Onder Nederlandse deskundigen leidt de publicatie tot gemengde reacties. Hans Cornelissen, hoogleraar plant-effecten op bodem en klimaat aan de Vrije Universiteit in Amsterdam, is er enthousiast over. Zijn groep heeft vergevorderde plannen om hout te begraven, en de ondergrondse afbraak ervan te bestuderen. In dit geval niet in kleigrond, maar in laagveen. „Daar heeft Nederland veel van.” Het plan is om verschillende soorten bomen in stukken te zagen en die op het veen te leggen. „Het zal er snel in wegzakken verwachten we. Desnoods helpen we een handje en graven we sleuven.”

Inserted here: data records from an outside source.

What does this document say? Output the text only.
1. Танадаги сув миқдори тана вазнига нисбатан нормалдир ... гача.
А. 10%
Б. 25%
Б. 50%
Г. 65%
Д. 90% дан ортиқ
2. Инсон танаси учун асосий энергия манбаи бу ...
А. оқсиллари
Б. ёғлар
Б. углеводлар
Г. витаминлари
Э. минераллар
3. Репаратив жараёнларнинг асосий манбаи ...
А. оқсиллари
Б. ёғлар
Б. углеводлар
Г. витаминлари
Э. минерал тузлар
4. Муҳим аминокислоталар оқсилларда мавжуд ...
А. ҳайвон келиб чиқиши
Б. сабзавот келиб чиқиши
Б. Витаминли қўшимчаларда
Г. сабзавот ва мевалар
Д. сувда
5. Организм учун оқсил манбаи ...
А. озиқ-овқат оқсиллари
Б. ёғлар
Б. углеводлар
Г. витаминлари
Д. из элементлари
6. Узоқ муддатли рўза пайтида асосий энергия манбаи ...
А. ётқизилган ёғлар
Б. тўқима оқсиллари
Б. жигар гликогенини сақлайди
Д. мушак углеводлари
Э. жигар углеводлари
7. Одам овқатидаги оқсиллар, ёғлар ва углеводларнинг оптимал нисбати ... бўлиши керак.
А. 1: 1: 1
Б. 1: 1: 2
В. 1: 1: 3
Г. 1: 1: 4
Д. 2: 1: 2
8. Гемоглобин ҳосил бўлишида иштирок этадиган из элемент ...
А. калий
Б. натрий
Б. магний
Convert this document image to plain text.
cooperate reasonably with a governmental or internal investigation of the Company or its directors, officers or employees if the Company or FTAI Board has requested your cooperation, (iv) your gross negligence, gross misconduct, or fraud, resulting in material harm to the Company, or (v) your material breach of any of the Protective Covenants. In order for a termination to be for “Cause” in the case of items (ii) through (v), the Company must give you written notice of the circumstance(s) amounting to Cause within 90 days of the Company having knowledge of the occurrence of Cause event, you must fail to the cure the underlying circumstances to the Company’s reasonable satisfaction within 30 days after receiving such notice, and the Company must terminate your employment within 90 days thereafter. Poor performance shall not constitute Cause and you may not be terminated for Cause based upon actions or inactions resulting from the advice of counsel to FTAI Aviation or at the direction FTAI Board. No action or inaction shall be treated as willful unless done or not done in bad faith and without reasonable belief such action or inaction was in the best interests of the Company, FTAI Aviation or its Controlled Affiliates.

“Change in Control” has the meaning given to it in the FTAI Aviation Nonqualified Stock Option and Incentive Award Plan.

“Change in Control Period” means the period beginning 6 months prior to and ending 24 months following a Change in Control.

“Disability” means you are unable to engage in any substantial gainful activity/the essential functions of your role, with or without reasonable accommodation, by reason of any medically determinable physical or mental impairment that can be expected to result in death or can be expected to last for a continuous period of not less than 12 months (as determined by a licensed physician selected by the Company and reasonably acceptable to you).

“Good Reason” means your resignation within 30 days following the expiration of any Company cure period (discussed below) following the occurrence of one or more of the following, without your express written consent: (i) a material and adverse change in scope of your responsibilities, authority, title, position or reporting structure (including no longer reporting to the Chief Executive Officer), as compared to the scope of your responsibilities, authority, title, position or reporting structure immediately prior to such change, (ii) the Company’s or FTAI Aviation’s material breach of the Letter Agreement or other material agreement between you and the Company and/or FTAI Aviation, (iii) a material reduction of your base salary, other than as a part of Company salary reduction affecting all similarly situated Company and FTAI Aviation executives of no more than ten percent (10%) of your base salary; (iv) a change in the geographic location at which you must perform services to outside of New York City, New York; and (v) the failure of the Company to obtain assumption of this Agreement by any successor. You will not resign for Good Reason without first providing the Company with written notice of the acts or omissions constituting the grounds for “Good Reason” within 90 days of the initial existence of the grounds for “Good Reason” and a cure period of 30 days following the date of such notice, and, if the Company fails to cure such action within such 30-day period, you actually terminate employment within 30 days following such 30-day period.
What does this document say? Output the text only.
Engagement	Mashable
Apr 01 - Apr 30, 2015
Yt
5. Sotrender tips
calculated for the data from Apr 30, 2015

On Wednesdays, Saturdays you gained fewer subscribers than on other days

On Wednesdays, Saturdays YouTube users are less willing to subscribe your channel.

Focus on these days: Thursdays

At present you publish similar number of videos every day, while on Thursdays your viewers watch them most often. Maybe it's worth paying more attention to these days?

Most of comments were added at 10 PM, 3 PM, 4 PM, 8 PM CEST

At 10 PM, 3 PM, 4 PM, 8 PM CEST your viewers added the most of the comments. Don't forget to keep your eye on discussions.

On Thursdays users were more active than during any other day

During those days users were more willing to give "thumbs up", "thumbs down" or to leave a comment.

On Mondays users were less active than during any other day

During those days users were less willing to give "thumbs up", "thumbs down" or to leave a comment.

Maar Cornelissen heeft ook kritiek op de studie. Dat je er wereldwijd 10 gigaton CO2 mee zou kunnen vastleggen, noemt hij „superkort door de bocht”. Dat zegt ook Birka Wicke, hoogleraar landgebruik, klimaat en duurzaamheid aan de Radboud Universiteit in Nijmegen. Om 10 gigaton aan CO2 uit de lucht te verwijderen, moet je 10 tot 11 gigaton aan hout begraven, rekent ze voor. „Terwijl de huidige globale houtoogst ongeveer 3.5 tot 4.5 gigaton is. En met de huidige bosbouw zijn al genoeg problemen rond duurzaamheid.”
Tonnen dood hout
Ronduit sceptisch is Gert-Jan Nabuurs, hoogleraar Europese bossen aan Wageningen University & Research. Sinds de jaren 90 komt het idee om hout te begraven of onder water te zetten bij tijd en wijle opzetten, zegt hij. „Ik vind het een flauwekulstrategie. Hoe ga je dat doen? Kap je bestaande bossen en sleep je er tonnen dood hout uit? Ik hoor de natuur- en milieuorganisaties al.” Nabuurs pleit er juist voor bossen goed te beheren en hout nuttig te gebruiken. „Je kunt er beter huizen van bouwen. Dan leg je de CO2 voor de komende 50 tot 100 jaar vast.” En tegen die tijd, zegt hij, is het klimaatprobleem hopelijk opgelost.